Я завидую тем, у кого в доме мало мебели, а полки забиты книгами. Я завидую тем, кто в «45° по Фаренгейту» Брэдбери спасает книги от сожжения, выучивая их наизусть. К сожалению, фильм Трюффо получился иллюстративным. Проза Брэдбери жестче. Это притча, снимать ее нужно было как Евангелие от Матфея. Я не мог бы себя представить ходящим по лесу и механически зазубривающим, скажем, Диккенса. Хотя на память не жалуюсь – выучил бы. Тем более такого автора – одно удовольствие.

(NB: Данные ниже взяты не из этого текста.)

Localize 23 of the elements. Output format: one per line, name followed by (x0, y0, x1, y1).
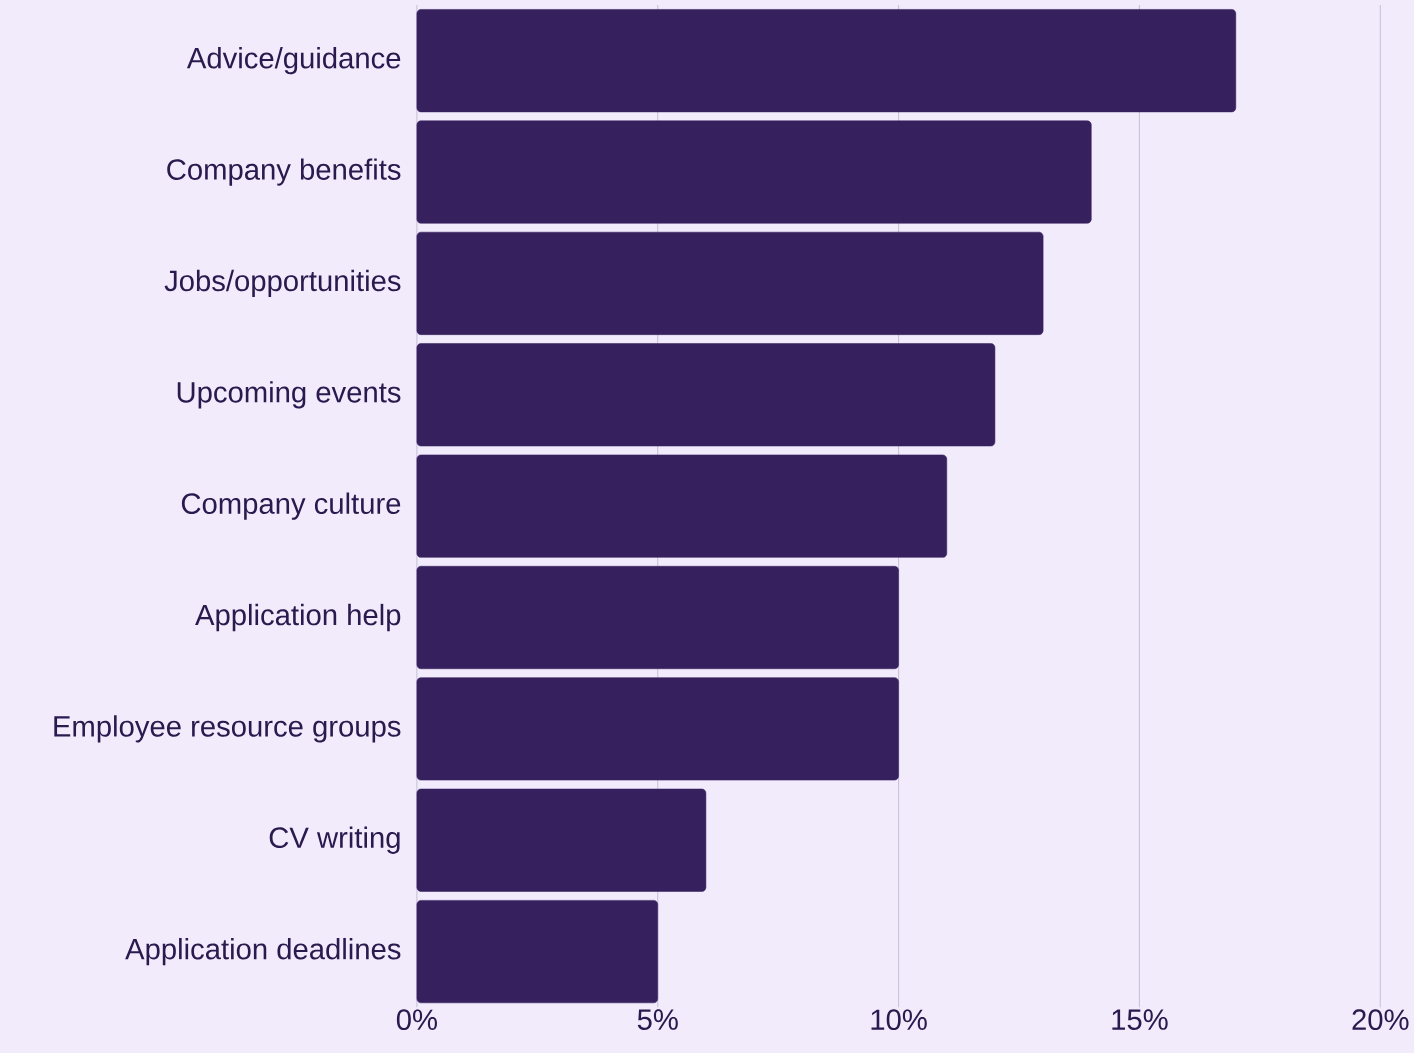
bar (416, 900, 659, 1004)
y-tick-label: Application help (195, 603, 401, 632)
bar (416, 120, 1092, 224)
y-tick-label: Employee resource groups (54, 715, 401, 743)
bar (416, 9, 1237, 113)
y-tick-label: Jobs/opportunities (164, 269, 401, 297)
x-tick-label: 20% (1352, 1009, 1409, 1030)
x-tick-label: 5% (637, 1009, 678, 1030)
bar (416, 343, 996, 447)
y-tick-label: Company benefits (167, 158, 401, 186)
y-tick-label: Upcoming events (177, 381, 401, 409)
y-tick-label: Application deadlines (125, 937, 401, 966)
bar (416, 454, 948, 558)
bar (416, 231, 1044, 335)
x-tick-label: 0% (396, 1009, 437, 1030)
bar (416, 788, 707, 892)
x-tick-label: 10% (871, 1009, 927, 1030)
bar (416, 677, 899, 781)
bar (416, 565, 899, 669)
y-tick-label: CV writing (269, 826, 400, 854)
x-tick-label: 15% (1112, 1009, 1168, 1030)
y-tick-label: Company culture (181, 492, 401, 520)
y-tick-label: Advice/guidance (186, 46, 401, 75)
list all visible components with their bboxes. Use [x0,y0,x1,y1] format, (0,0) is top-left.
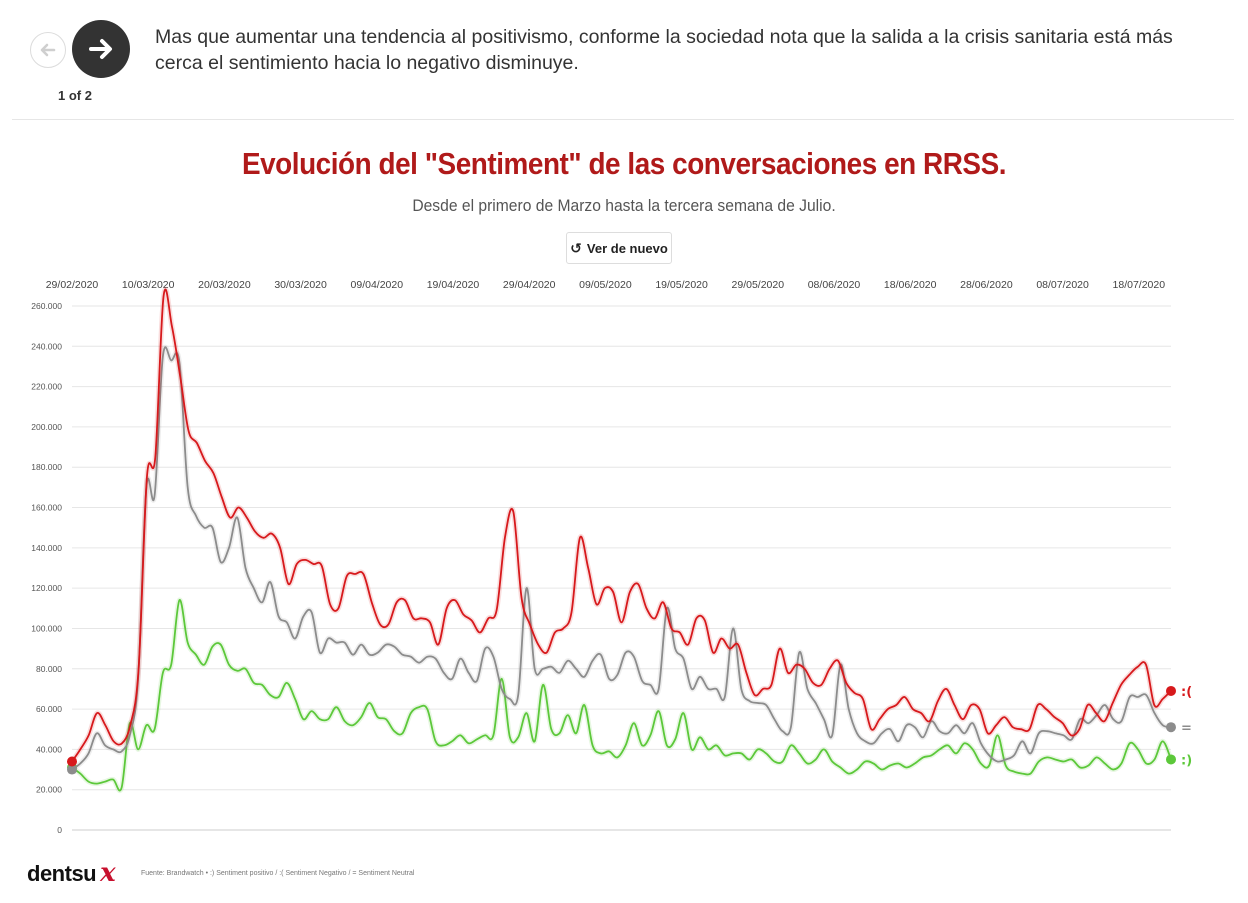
series-line [71,599,1172,792]
y-tick-label: 220.000 [31,382,62,392]
series-line [71,288,1172,763]
series-line [71,346,1172,771]
x-tick-label: 30/03/2020 [274,279,327,291]
x-tick-label: 28/06/2020 [960,279,1013,291]
y-tick-label: 180.000 [31,462,62,472]
slide-navigation: 1 of 2 Mas que aumentar una tendencia al… [0,0,1248,120]
series-end-marker [1166,685,1176,696]
arrow-right-icon [89,39,112,59]
x-tick-label: 18/07/2020 [1113,279,1166,291]
slide-counter: 1 of 2 [58,88,92,103]
series-end-label: :) [1181,753,1192,768]
replay-icon: ↺ [570,239,582,256]
chart-title: Evolución del "Sentiment" de las convers… [241,146,1007,181]
x-tick-label: 29/02/2020 [46,279,99,291]
x-tick-label: 09/04/2020 [351,279,404,291]
series-end-marker [1166,754,1176,765]
x-tick-label: 29/05/2020 [732,279,785,291]
y-tick-label: 200.000 [31,422,62,432]
series-line-glow [70,344,1172,772]
x-tick-label: 18/06/2020 [884,279,937,291]
series-end-marker [1166,722,1176,733]
x-tick-label: 08/06/2020 [808,279,861,291]
y-tick-label: 40.000 [36,744,62,754]
series-start-marker [67,764,77,775]
series-end-label: :( [1181,685,1192,700]
slide-caption: Mas que aumentar una tendencia al positi… [155,26,1173,74]
y-tick-label: 20.000 [36,785,62,795]
y-tick-label: 0 [57,825,62,835]
divider [12,119,1234,120]
sentiment-line-chart: 0 20.000 40.000 60.000 80.000 100.000 120.000 1… [31,279,1192,835]
x-tick-label: 29/04/2020 [503,279,556,291]
previous-button[interactable] [30,32,66,68]
y-tick-label: 60.000 [36,704,62,714]
x-tick-label: 20/03/2020 [198,279,251,291]
next-button[interactable] [72,20,130,78]
x-tick-label: 09/05/2020 [579,279,632,291]
arrow-left-icon [40,43,56,57]
y-tick-label: 160.000 [31,503,62,513]
x-tick-label: 10/03/2020 [122,279,175,291]
chart-subtitle: Desde el primero de Marzo hasta la terce… [412,196,836,215]
y-tick-label: 140.000 [31,543,62,553]
series-start-marker [67,756,77,767]
y-tick-label: 120.000 [31,583,62,593]
source-note: Fuente: Brandwatch • :) Sentiment positi… [141,870,415,877]
y-tick-label: 100.000 [31,623,62,633]
dentsu-logo: dentsu x [27,858,116,888]
series-end-label: = [1181,721,1192,736]
y-tick-label: 240.000 [31,341,62,351]
x-tick-label: 08/07/2020 [1036,279,1089,291]
x-tick-label: 19/05/2020 [655,279,708,291]
x-tick-label: 19/04/2020 [427,279,480,291]
y-tick-label: 260.000 [31,301,62,311]
y-tick-label: 80.000 [36,664,62,674]
replay-label: Ver de nuevo [586,240,668,256]
replay-button[interactable]: ↺ Ver de nuevo [566,232,672,264]
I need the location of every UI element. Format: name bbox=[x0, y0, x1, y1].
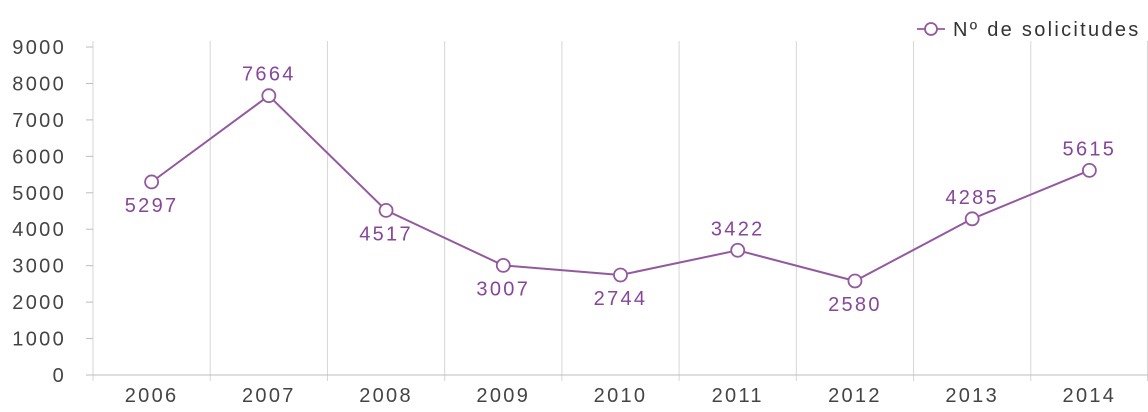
y-tick-label: 0 bbox=[53, 365, 66, 387]
y-axis-ticks: 0 1000 2000 3000 4000 5000 6000 7000 8000 9000 bbox=[12, 37, 93, 387]
y-tick-label: 2000 bbox=[12, 292, 66, 314]
data-label: 4517 bbox=[359, 223, 413, 245]
data-label: 5297 bbox=[125, 195, 179, 217]
y-tick-label: 1000 bbox=[12, 329, 66, 351]
data-point bbox=[144, 174, 160, 190]
x-tick-label: 2014 bbox=[1063, 385, 1117, 407]
data-point bbox=[613, 267, 628, 283]
legend-open-circle-icon bbox=[924, 22, 938, 36]
data-label: 2580 bbox=[828, 294, 882, 316]
data-label: 3422 bbox=[711, 218, 765, 240]
data-label: 4285 bbox=[945, 187, 999, 209]
data-point bbox=[730, 242, 746, 258]
x-tick-label: 2006 bbox=[125, 385, 179, 407]
data-label: 3007 bbox=[476, 278, 530, 300]
y-tick-label: 5000 bbox=[12, 183, 66, 205]
data-labels: 5297 7664 4517 3007 2744 3422 2580 4285 5615 bbox=[125, 64, 1117, 316]
data-point bbox=[378, 202, 394, 218]
x-tick-label: 2007 bbox=[242, 385, 296, 407]
y-tick-label: 7000 bbox=[12, 110, 66, 132]
x-tick-label: 2012 bbox=[828, 385, 882, 407]
data-label: 5615 bbox=[1063, 138, 1117, 160]
data-point bbox=[1081, 162, 1097, 178]
y-tick-label: 8000 bbox=[12, 73, 66, 95]
data-label: 7664 bbox=[242, 64, 296, 86]
x-tick-label: 2013 bbox=[945, 385, 999, 407]
data-label: 2744 bbox=[594, 288, 648, 310]
y-tick-label: 4000 bbox=[12, 219, 66, 241]
x-tick-label: 2011 bbox=[712, 385, 764, 407]
y-tick-label: 3000 bbox=[12, 256, 66, 278]
data-point bbox=[964, 211, 980, 227]
data-point bbox=[495, 258, 511, 273]
x-axis-ticks: 2006 2007 2008 2009 2010 2011 2012 2013 2014 bbox=[125, 385, 1117, 407]
x-tick-label: 2010 bbox=[594, 385, 648, 407]
legend: Nº de solicitudes bbox=[917, 19, 1141, 41]
x-tick-label: 2008 bbox=[359, 385, 413, 407]
data-point bbox=[847, 273, 863, 289]
legend-label: Nº de solicitudes bbox=[953, 19, 1141, 41]
series-group bbox=[144, 88, 1097, 289]
y-tick-label: 6000 bbox=[12, 146, 66, 168]
x-tick-label: 2009 bbox=[476, 385, 530, 407]
data-point bbox=[261, 88, 277, 104]
y-tick-label: 9000 bbox=[12, 37, 66, 59]
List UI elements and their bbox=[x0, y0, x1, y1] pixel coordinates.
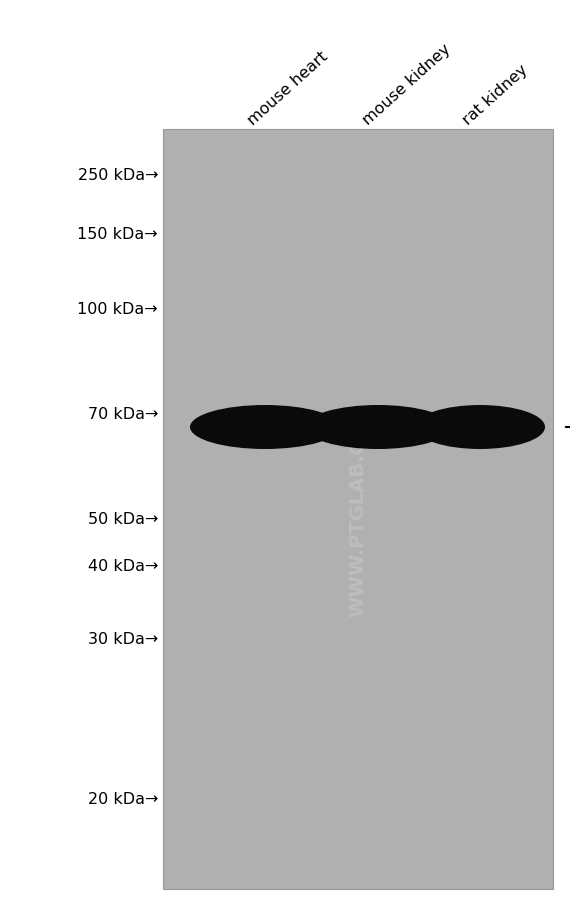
Text: mouse heart: mouse heart bbox=[245, 49, 331, 128]
Text: 30 kDa→: 30 kDa→ bbox=[88, 631, 158, 647]
Text: 20 kDa→: 20 kDa→ bbox=[88, 792, 158, 806]
Ellipse shape bbox=[305, 406, 451, 449]
Text: mouse kidney: mouse kidney bbox=[360, 41, 454, 128]
Text: WWW.PTGLAB.COM: WWW.PTGLAB.COM bbox=[348, 402, 368, 616]
Text: 50 kDa→: 50 kDa→ bbox=[88, 512, 158, 527]
Ellipse shape bbox=[415, 406, 545, 449]
Text: 100 kDa→: 100 kDa→ bbox=[78, 302, 158, 318]
Text: 40 kDa→: 40 kDa→ bbox=[88, 559, 158, 574]
Text: 70 kDa→: 70 kDa→ bbox=[88, 407, 158, 422]
Bar bbox=[163, 130, 553, 889]
Text: 250 kDa→: 250 kDa→ bbox=[78, 167, 158, 182]
Text: 150 kDa→: 150 kDa→ bbox=[78, 227, 158, 243]
Text: rat kidney: rat kidney bbox=[460, 62, 531, 128]
Ellipse shape bbox=[190, 406, 340, 449]
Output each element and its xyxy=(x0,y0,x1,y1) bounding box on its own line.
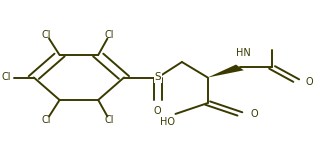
Text: S: S xyxy=(155,73,161,82)
Text: Cl: Cl xyxy=(2,73,11,82)
Text: O: O xyxy=(305,77,313,87)
Text: Cl: Cl xyxy=(105,115,114,125)
Text: Cl: Cl xyxy=(105,30,114,40)
Text: Cl: Cl xyxy=(42,115,52,125)
Text: Cl: Cl xyxy=(42,30,52,40)
Text: HN: HN xyxy=(236,49,251,58)
Text: O: O xyxy=(154,106,162,116)
Polygon shape xyxy=(208,65,244,78)
Text: O: O xyxy=(251,109,258,119)
Text: HO: HO xyxy=(160,117,175,127)
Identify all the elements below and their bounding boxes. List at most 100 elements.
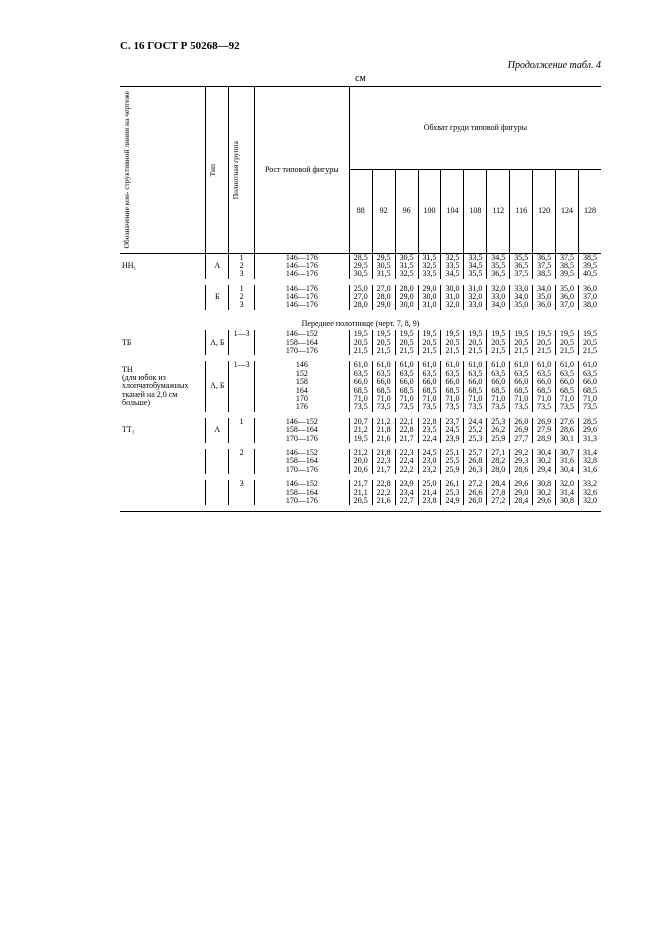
group-cell: 1	[229, 418, 254, 426]
value-cell: 21,6	[372, 497, 395, 505]
type-cell	[206, 449, 229, 474]
value-cell: 36,0	[533, 301, 556, 309]
line-label: ТН (для юбок из хлопчатобумажных тканей …	[120, 361, 206, 411]
value-cell: 22,7	[395, 497, 418, 505]
continuation-label: Продолжение табл. 4	[120, 60, 601, 71]
value-cell: 73,5	[510, 403, 533, 411]
value-cell: 27,7	[510, 435, 533, 443]
value-cell: 30,0	[395, 301, 418, 309]
value-cell: 28,6	[510, 466, 533, 474]
group-cell: 3	[229, 480, 254, 488]
group-cell	[229, 339, 254, 347]
value-cell: 23,9	[441, 435, 464, 443]
value-cell: 21,5	[556, 347, 579, 355]
type-cell	[206, 480, 229, 505]
size-col: 124	[556, 170, 579, 253]
size-col: 96	[395, 170, 418, 253]
value-cell: 31,0	[418, 301, 441, 309]
value-cell: 21,7	[372, 466, 395, 474]
value-cell: 21,7	[395, 435, 418, 443]
value-cell: 21,5	[533, 347, 556, 355]
value-cell: 28,4	[510, 497, 533, 505]
value-cell: 28,0	[487, 466, 510, 474]
value-cell: 21,5	[579, 347, 601, 355]
value-cell: 38,0	[579, 301, 601, 309]
line-label: ТБ	[120, 330, 206, 355]
group-cell	[229, 387, 254, 395]
group-cell	[229, 426, 254, 434]
value-cell: 73,5	[556, 403, 579, 411]
col-line: Обозначение кон- структивной линии на че…	[122, 87, 132, 253]
value-cell: 35,0	[510, 301, 533, 309]
value-cell: 21,5	[487, 347, 510, 355]
unit-label: см	[120, 73, 601, 84]
value-cell: 31,3	[579, 435, 601, 443]
height-cell: 146—176	[254, 301, 349, 309]
value-cell: 25,9	[441, 466, 464, 474]
value-cell: 21,5	[349, 347, 372, 355]
value-cell: 37,5	[510, 270, 533, 278]
value-cell: 28,9	[533, 435, 556, 443]
value-cell: 36,5	[487, 270, 510, 278]
value-cell: 34,5	[441, 270, 464, 278]
value-cell: 30,5	[349, 270, 372, 278]
value-cell: 73,5	[487, 403, 510, 411]
line-label	[120, 285, 206, 310]
value-cell: 29,6	[533, 497, 556, 505]
group-cell: 1—3	[229, 361, 254, 369]
col-height: Рост типовой фигуры	[254, 87, 349, 254]
size-col: 104	[441, 170, 464, 253]
size-col: 120	[533, 170, 556, 253]
value-cell: 25,3	[464, 435, 487, 443]
value-cell: 25,9	[487, 435, 510, 443]
value-cell: 22,2	[395, 466, 418, 474]
size-col: 128	[579, 170, 601, 253]
type-cell: А, Б	[206, 330, 229, 355]
height-cell: 170—176	[254, 497, 349, 505]
size-col: 100	[418, 170, 441, 253]
value-cell: 31,5	[372, 270, 395, 278]
height-cell: 170—176	[254, 347, 349, 355]
value-cell: 38,5	[533, 270, 556, 278]
value-cell: 73,5	[441, 403, 464, 411]
group-cell	[229, 457, 254, 465]
value-cell: 26,0	[464, 497, 487, 505]
section-heading: Переднее полотнище (черт. 7, 8, 9)	[120, 316, 601, 330]
line-label: ТТ₁	[120, 418, 206, 443]
type-cell: А	[206, 253, 229, 279]
group-cell	[229, 497, 254, 505]
value-cell: 73,5	[349, 403, 372, 411]
type-cell: А, Б	[206, 361, 229, 411]
value-cell: 73,5	[533, 403, 556, 411]
type-cell: А	[206, 418, 229, 443]
value-cell: 39,5	[556, 270, 579, 278]
size-col: 88	[349, 170, 372, 253]
col-type: Тип	[208, 160, 218, 180]
height-cell: 170—176	[254, 466, 349, 474]
group-cell: 3	[229, 301, 254, 309]
col-group: Полнотная группа	[231, 137, 241, 203]
value-cell: 35,5	[464, 270, 487, 278]
value-cell: 40,5	[579, 270, 601, 278]
col-bust-span: Обхват груди типовой фигуры	[349, 87, 601, 170]
height-cell: 146—176	[254, 270, 349, 278]
value-cell: 21,6	[372, 435, 395, 443]
height-cell: 170—176	[254, 435, 349, 443]
value-cell: 29,0	[372, 301, 395, 309]
value-cell: 21,5	[372, 347, 395, 355]
size-col: 116	[510, 170, 533, 253]
value-cell: 29,4	[533, 466, 556, 474]
value-cell: 32,0	[579, 497, 601, 505]
value-cell: 26,3	[464, 466, 487, 474]
value-cell: 73,5	[372, 403, 395, 411]
value-cell: 24,9	[441, 497, 464, 505]
data-table: Обозначение кон- структивной линии на че…	[120, 86, 601, 512]
value-cell: 22,4	[418, 435, 441, 443]
value-cell: 34,0	[487, 301, 510, 309]
value-cell: 21,5	[441, 347, 464, 355]
value-cell: 20,5	[349, 497, 372, 505]
value-cell: 23,8	[418, 497, 441, 505]
value-cell: 73,5	[418, 403, 441, 411]
group-cell: 2	[229, 449, 254, 457]
value-cell: 27,2	[487, 497, 510, 505]
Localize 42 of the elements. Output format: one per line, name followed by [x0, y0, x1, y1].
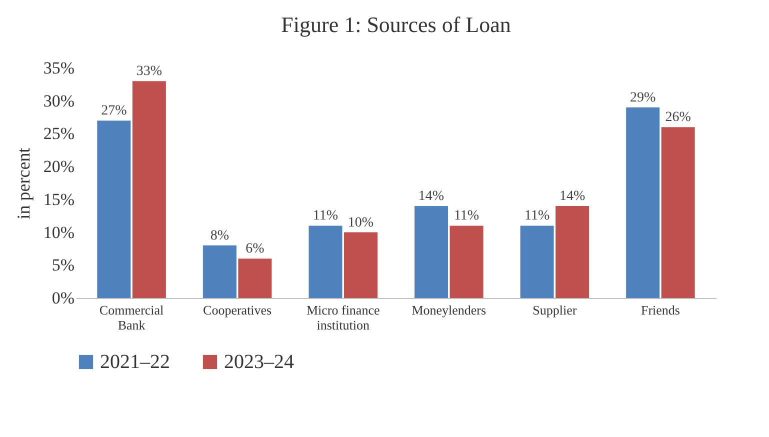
data-label: 14% [559, 189, 586, 204]
y-tick-label: 5% [52, 256, 74, 275]
y-tick-label: 30% [43, 91, 74, 110]
data-label: 8% [210, 228, 230, 244]
y-tick-label: 25% [43, 124, 74, 144]
data-label: 11% [454, 208, 480, 224]
x-tick-label: Moneylenders [412, 302, 486, 318]
data-label: 11% [312, 208, 338, 224]
bar [202, 245, 236, 298]
legend-label: 2021–22 [100, 351, 170, 373]
bar [344, 232, 378, 298]
y-tick-label: 15% [43, 190, 74, 209]
bar [556, 206, 590, 298]
data-label: 14% [418, 189, 444, 204]
x-tick-label: Micro finance institution [306, 302, 380, 332]
data-label: 6% [246, 242, 265, 257]
x-tick-label: Friends [640, 302, 680, 318]
data-label: 11% [524, 208, 550, 224]
chart-title: Figure 1: Sources of Loan [281, 12, 511, 37]
y-axis-title: in percent [13, 148, 34, 220]
y-tick-label: 35% [43, 58, 74, 78]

По долгу своей службы – очень зависимой – сталкиваюсь преимущественно с литературой, которую сжечь было б не грех.

У меня помимо основной библиотеки есть еще одна – из сделанных уже ролей. Из каждой роли я сооружаю тетрадку – как только начинаю репетировать. Это маленькие листочки наподобие календарных, я их сшиваю и переплетаю картоном. Потом фломастером жирно наношу название и их подписывает Г.А.